Life in the Gota camp is not much better. Shamar spends nineteen hours a day beached in the shade annoying the hell out of Reynold, who seems to be losing his mighty struggle to overcome his incapacitating adolescent mentality. As one of the Pretty People, Reynold reeks of entitlement and considers his advancement in the game a given. He confronted Shamar without provocation at camp, and barely gave that troublemaker Jeff a chance to ask him about Shamar at Tribal Council before running off at the mouth about Shamar's many failings as a fellow tribe member, his supposed to be hidden Immunity Idol bulging from the tight pants that he should have had the sense to leave at home where they belong. After a little prompting from Jeff (of course), Laura made everyone aware of it and Reynold got to rue picking vanity over practicality.
The brains powering the Pretty People was, supposedly, Allie, who was too busy frolicking with her new clique to notice that they were outnumbered and, therefore, in danger of being voted out of the game that she was there to play. She looked like she was hard at work on solving the mystery of all those pieces of paper with her name on them when Jeff snuffed her torch. And she was her alliance's best shot at making it to the Merge.

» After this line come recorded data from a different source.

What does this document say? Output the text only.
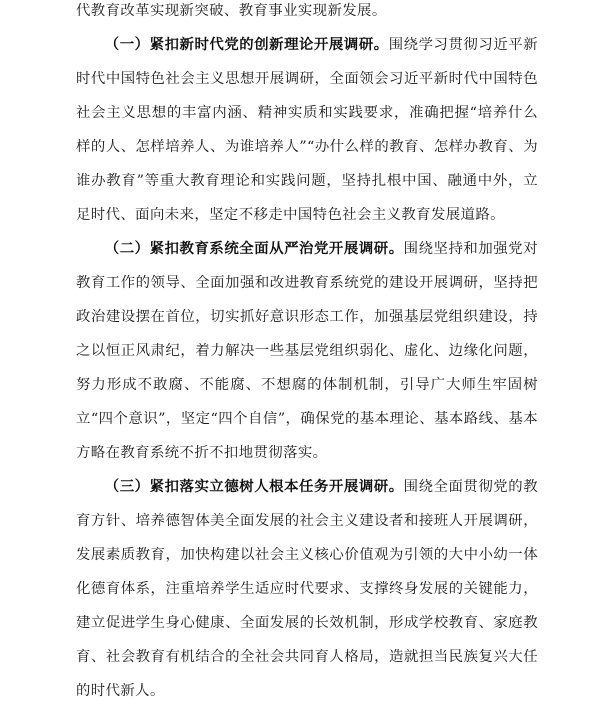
代教育改革实现新突破、教育事业实现新发展。

（一）紧扣新时代党的创新理论开展调研。围绕学习贯彻习近平新时代中国特色社会主义思想开展调研，全面领会习近平新时代中国特色社会主义思想的丰富内涵、精神实质和实践要求，准确把握“培养什么样的人、怎样培养人、为谁培养人”“办什么样的教育、怎样办教育、为谁办教育”等重大教育理论和实践问题，坚持扎根中国、融通中外，立足时代、面向未来，坚定不移走中国特色社会主义教育发展道路。

（二）紧扣教育系统全面从严治党开展调研。围绕坚持和加强党对教育工作的领导、全面加强和改进教育系统党的建设开展调研，坚持把政治建设摆在首位，切实抓好意识形态工作，加强基层党组织建设，持之以恒正风肃纪，着力解决一些基层党组织弱化、虚化、边缘化问题，努力形成不敢腐、不能腐、不想腐的体制机制，引导广大师生牢固树立“四个意识”，坚定“四个自信”，确保党的基本理论、基本路线、基本方略在教育系统不折不扣地贯彻落实。

（三）紧扣落实立德树人根本任务开展调研。围绕全面贯彻党的教育方针、培养德智体美全面发展的社会主义建设者和接班人开展调研，发展素质教育，加快构建以社会主义核心价值观为引领的大中小幼一体化德育体系，注重培养学生适应时代要求、支撑终身发展的关键能力，建立促进学生身心健康、全面发展的长效机制，形成学校教育、家庭教育、社会教育有机结合的全社会共同育人格局，造就担当民族复兴大任的时代新人。
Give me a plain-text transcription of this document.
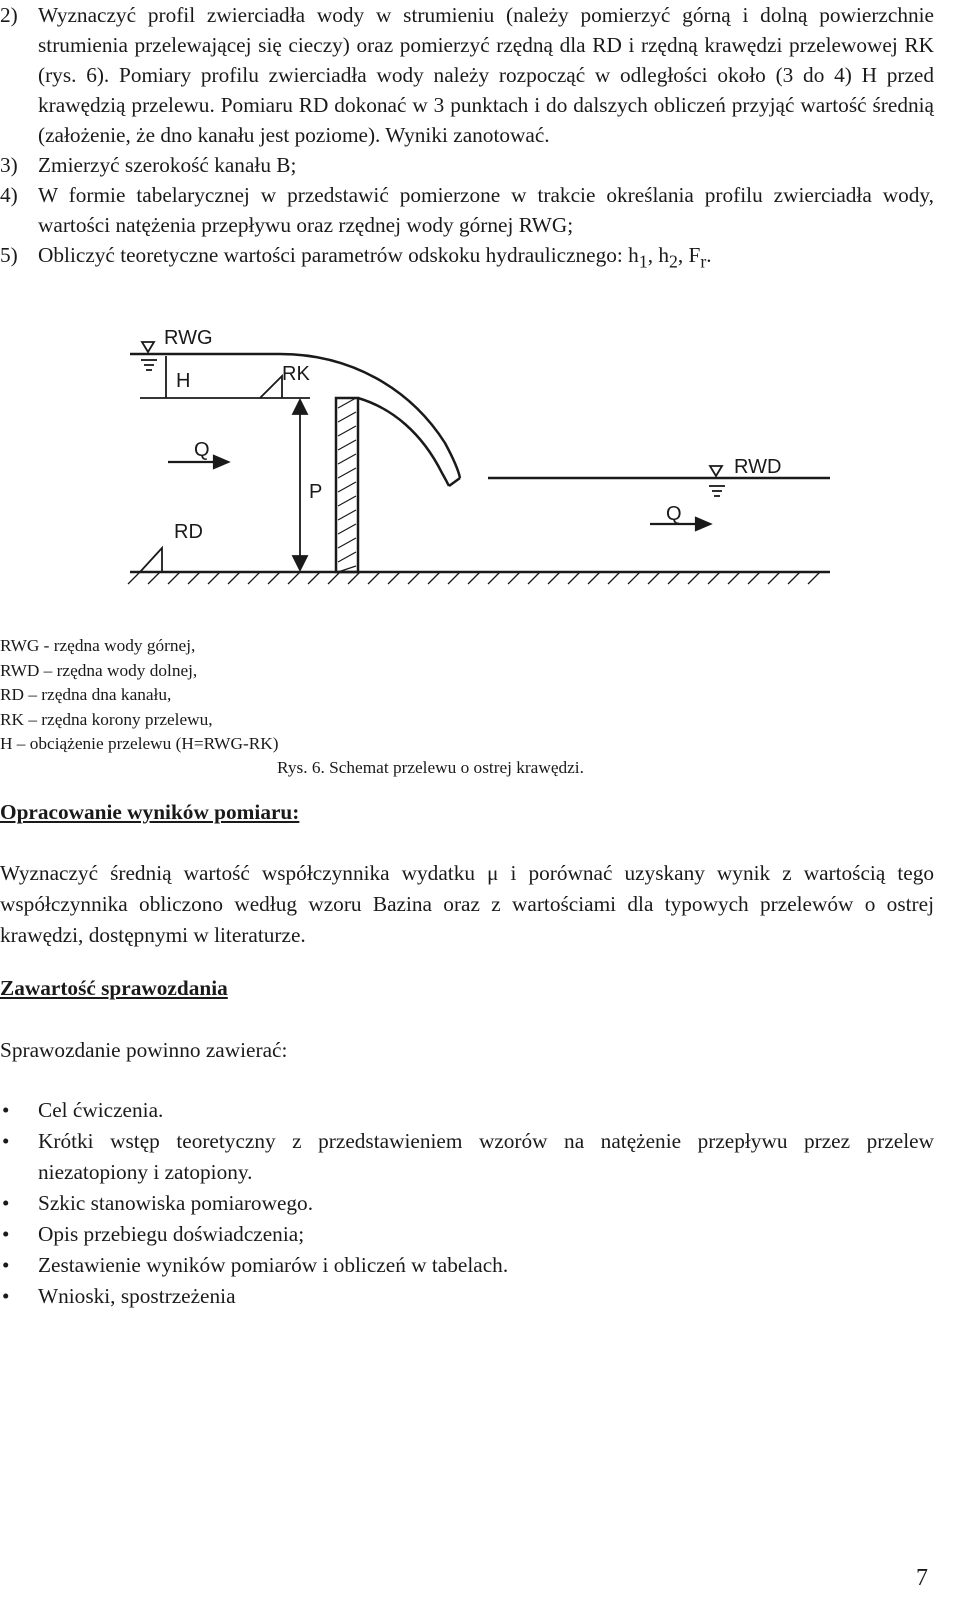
2) Wyznaczyć profil zwierciadła wody w strumieniu (należy pomierzyć górną i dolną powierzchnie strumienia przelewającej się cieczy) oraz pomierzyć rzędną dla RD i rzędną krawędzi przelewowej RK (rys. 6). Pomiary profilu zwierciadła wody należy rozpocząć w odległości około (3 do 4) H przed krawędzią przelewu. Pomiaru RD dokonać w 3 punktach i do dalszych obliczeń przyjąć wartość średnią (założenie, że dno kanału jest poziome). Wyniki zanotować.
3) Zmierzyć szerokość kanału B;
4) W formie tabelarycznej w przedstawić pomierzone w trakcie określania profilu zwierciadła wody, wartości natężenia przepływu oraz rzędnej wody górnej RWG;
5) Obliczyć teoretyczne wartości parametrów odskoku hydraulicznego: $h_1$, $h_2$, $F_r$.
RWG
H	RK
P
Q
RD
RWD
Q
RWG - rzędna wody górnej,
RWD – rzędna wody dolnej,
RD – rzędna dna kanału,
RK – rzędna korony przelewu,
H – obciążenie przelewu (H=RWG-RK)
Rys. 6. Schemat przelewu o ostrej krawędzi.
Opracowanie wyników pomiaru:
Wyznaczyć średnią wartość współczynnika wydatku μ i porównać uzyskany wynik z wartością tego współczynnika obliczono według wzoru Bazina oraz z wartościami dla typowych przelewów o ostrej krawędzi, dostępnymi w literaturze.
Zawartość sprawozdania
Sprawozdanie powinno zawierać:
•	Cel ćwiczenia.
•	Krótki wstęp teoretyczny z przedstawieniem wzorów na natężenie przepływu przez przelew niezatopiony i zatopiony.
•	Szkic stanowiska pomiarowego.
•	Opis przebiegu doświadczenia;
•	Zestawienie wyników pomiarów i obliczeń w tabelach.
•	Wnioski, spostrzeżenia
7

The thought that somebody in production could decide that these incompetents are our future "favorites" makes me cringe.

Friday, February 15, 2013

Survivor: Caramoan...Chronic Incompetence vs. Combative Idiocy

So...It seems that Survivor has poached Allison Grodner from Big Brother and is letting her make vital casting decisions. What other plausible explanation could there be for that sorry bunch of "favorites" that we were presented with on Wednesday night? I refuse to believe that Mark (Burnett) and Jeff (Probst) were responsible for screwing up such an important aspect of the game that badly.
I will not rip on all of them individually (yet), but, as a collective whole, the "favorites" are seriously lacking. If not for the opening clips narrated by Jeff, I would not have recalled who some of these people are, the only memorable returning players being so for acts of colossal stupidity (Erik) or for coming perilously close to requiring a three day lockdown for observation at a maximum security mental health facility (former federal agent Phillip). The only properly labeled "favorite" seems to be Malcolm, who some will probably complain in my Comments--I'm looking at you, Mike--has an unfair advantage over the other returning players because no one in the game has ever seen him play, his season not having aired before this season was filmed. To this I say, "Shut up, you malcontent", and "Go kick some ass, Malcom".
The season opener mostly revolved around the ridiculous grudge borne by Phillip, sporting shocking pink skivvies this time, toward Francesca, bent on burying a hatchet nobody cares about. Long and very boring story short...Francesca wins nothing but the dubious distinction of being the only player in Survivor history to be voted out first more than once. And I am forced to wonder (again) how she got picked for a season of Fans vs. Favorites.
Speaking of the "fans"...All we really know about them is that perpetual adolescence has fostered a Cool Kids Alliance (oh please) and two of its members, Reynold and Allie, made a secret alliance, only to out themselves by playing grab-ass at bedtime. We also got to see Shamar inexplicably picking a fight with Matt, and resting on his lazy butt while the rest of his tribe was hard at work on the shelter. All of which begs the question...Have these people ever seen this show? Real fans wouldn't make such rookie mistakes.

The presence of incompetent "fans" might explain the bizarre selection of "favorites". It levels the playing field. *sighs* It's going to be a long season.